Members of the House of Spice, a vogue ball organisation based in the city, have reported Via to Greater Manchester Police (GMP) after an alleged incident at the bar on a Friday night out.

The bar says it is co-operating with the police investigation, which GMP has confirmed is ongoing.

However, the House of Spice reckons there needs to be a culture change in the Gay Village as the area currently is nowhere near as welcoming or safe as it should be for LGBTQ+ people of colour.

What does the House of Spice say happened on Canal Street?

The House of Spice, which uses its vogue ball work to celebrate South Asian cultures and provides a home environment for the members to support each other, said that half a dozen in the group were out on Canal Street for a few drinks and some relaxation after a meeting to discuss their upcoming performances on Friday 29 July.

They said they arrived at Via and some of the group went to the bar while others hit the dancefloor, where Jass Thethi decided it was a little warm and removed her jumper.

She said a security guard immediately came over and told her to put the top back on, even though the vogue house pointed out she had a bra on and there were a number of other topless people in the bar without being asked the same thing.

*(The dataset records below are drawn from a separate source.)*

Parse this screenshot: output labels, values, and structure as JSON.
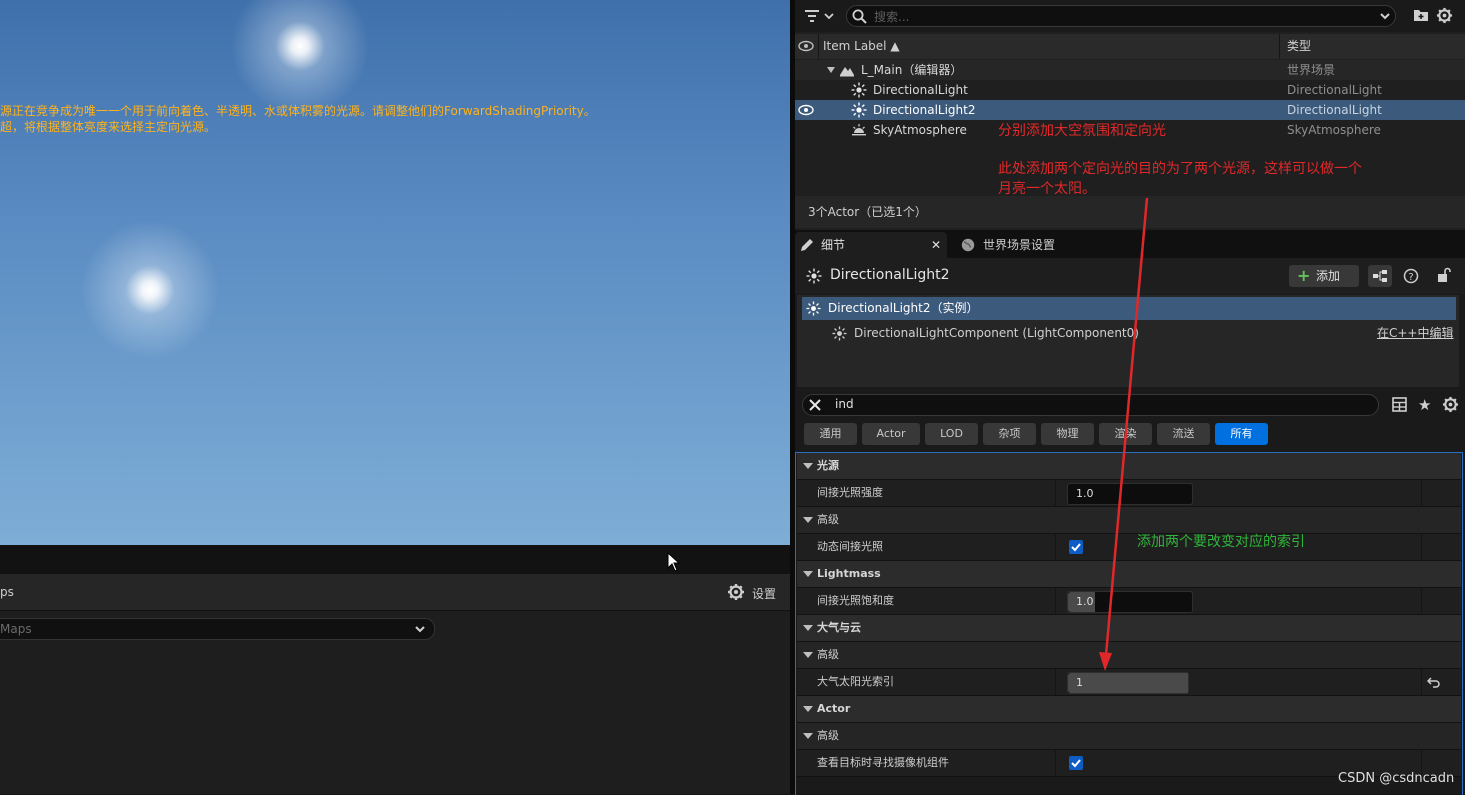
{
  "viewport": {
    "warning_line1": "源正在竞争成为唯一一个用于前向着色、半透明、水或体积雾的光源。请调整他们的ForwardShadingPriority。",
    "warning_line2": "超，将根据整体亮度来选择主定向光源。"
  },
  "bottom_panel": {
    "title": "ps",
    "settings_label": "设置",
    "dropdown_value": "Maps"
  },
  "outliner": {
    "search_placeholder": "搜索...",
    "col_label": "Item Label ▲",
    "col_type": "类型",
    "rows": [
      {
        "label": "L_Main（编辑器）",
        "type": "世界场景",
        "icon": "level-icon"
      },
      {
        "label": "DirectionalLight",
        "type": "DirectionalLight",
        "icon": "directional-light-icon"
      },
      {
        "label": "DirectionalLight2",
        "type": "DirectionalLight",
        "icon": "directional-light-icon"
      },
      {
        "label": "SkyAtmosphere",
        "type": "SkyAtmosphere",
        "icon": "sky-atmosphere-icon"
      }
    ],
    "status": "3个Actor（已选1个）"
  },
  "annotations": {
    "note1": "分别添加大空氛围和定向光",
    "note2_line1": "此处添加两个定向光的目的为了两个光源，这样可以做一个",
    "note2_line2": "月亮一个太阳。",
    "note3": "添加两个要改变对应的索引",
    "color_red": "#e0282a",
    "color_green": "#2fb53a"
  },
  "details": {
    "tab_details": "细节",
    "tab_world": "世界场景设置",
    "object_name": "DirectionalLight2",
    "add_button": "添加",
    "instance_label": "DirectionalLight2（实例）",
    "component_label": "DirectionalLightComponent (LightComponent0)",
    "edit_cpp": "在C++中编辑",
    "search_value": "ind",
    "filters": [
      "通用",
      "Actor",
      "LOD",
      "杂项",
      "物理",
      "渲染",
      "流送",
      "所有"
    ],
    "rows": [
      {
        "kind": "cat",
        "label": "光源"
      },
      {
        "kind": "prop",
        "label": "间接光照强度",
        "value": "1.0",
        "fill": 0.0
      },
      {
        "kind": "sub",
        "label": "高级"
      },
      {
        "kind": "prop",
        "label": "动态间接光照",
        "checked": true
      },
      {
        "kind": "cat",
        "label": "Lightmass"
      },
      {
        "kind": "prop",
        "label": "间接光照饱和度",
        "value": "1.0",
        "fill": 0.22
      },
      {
        "kind": "cat",
        "label": "大气与云"
      },
      {
        "kind": "sub",
        "label": "高级"
      },
      {
        "kind": "prop",
        "label": "大气太阳光索引",
        "value": "1",
        "fill": 1.0,
        "reset": true
      },
      {
        "kind": "cat",
        "label": "Actor"
      },
      {
        "kind": "sub",
        "label": "高级"
      },
      {
        "kind": "prop",
        "label": "查看目标时寻找摄像机组件",
        "checked": true
      }
    ],
    "accent": "#0070e0"
  },
  "watermark": "CSDN @csdncadn"
}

The House of Spice then alleged that one of them was subjected to a racist slur by a security person who they claim became aggressive towards them.

Jass said she felt the group was being watched intently by the security guard who told her to put her top back on as soon as they got into Via.

The group left Via and then went on to a second Canal Street bar where they sat outside before another security employee came over and said they had been asked to move them on.

What has the House of Spice said about the incident?

The House of Spice says it believes the incident was an example of how Manchester’s Gay Village can be a challenging place for people of colour to enjoy a night out.

Jaheda Choudhury from the vogue house said: “We need to look at what’s actually going on in the Gay Village: the misogyny, racism and transphobia lying just below the surface.

“This was a queer adult space with no children around and we shouldn’t have to worry about offending anybody with our queer bodies.

“What’s happening in the Gay Village is that if you’re white, cis and able-bodied you’ve got a place to be safe, but beyond that there’s a chance you will not be able to let go or let loose in a space supposed to be made for you.

“We’re not allowed to have a spontaneous night out, and taking off your top and showing your brown body might be too much. You’ve got to watch your language, your actions, everything, because someone is going to have a problem with it.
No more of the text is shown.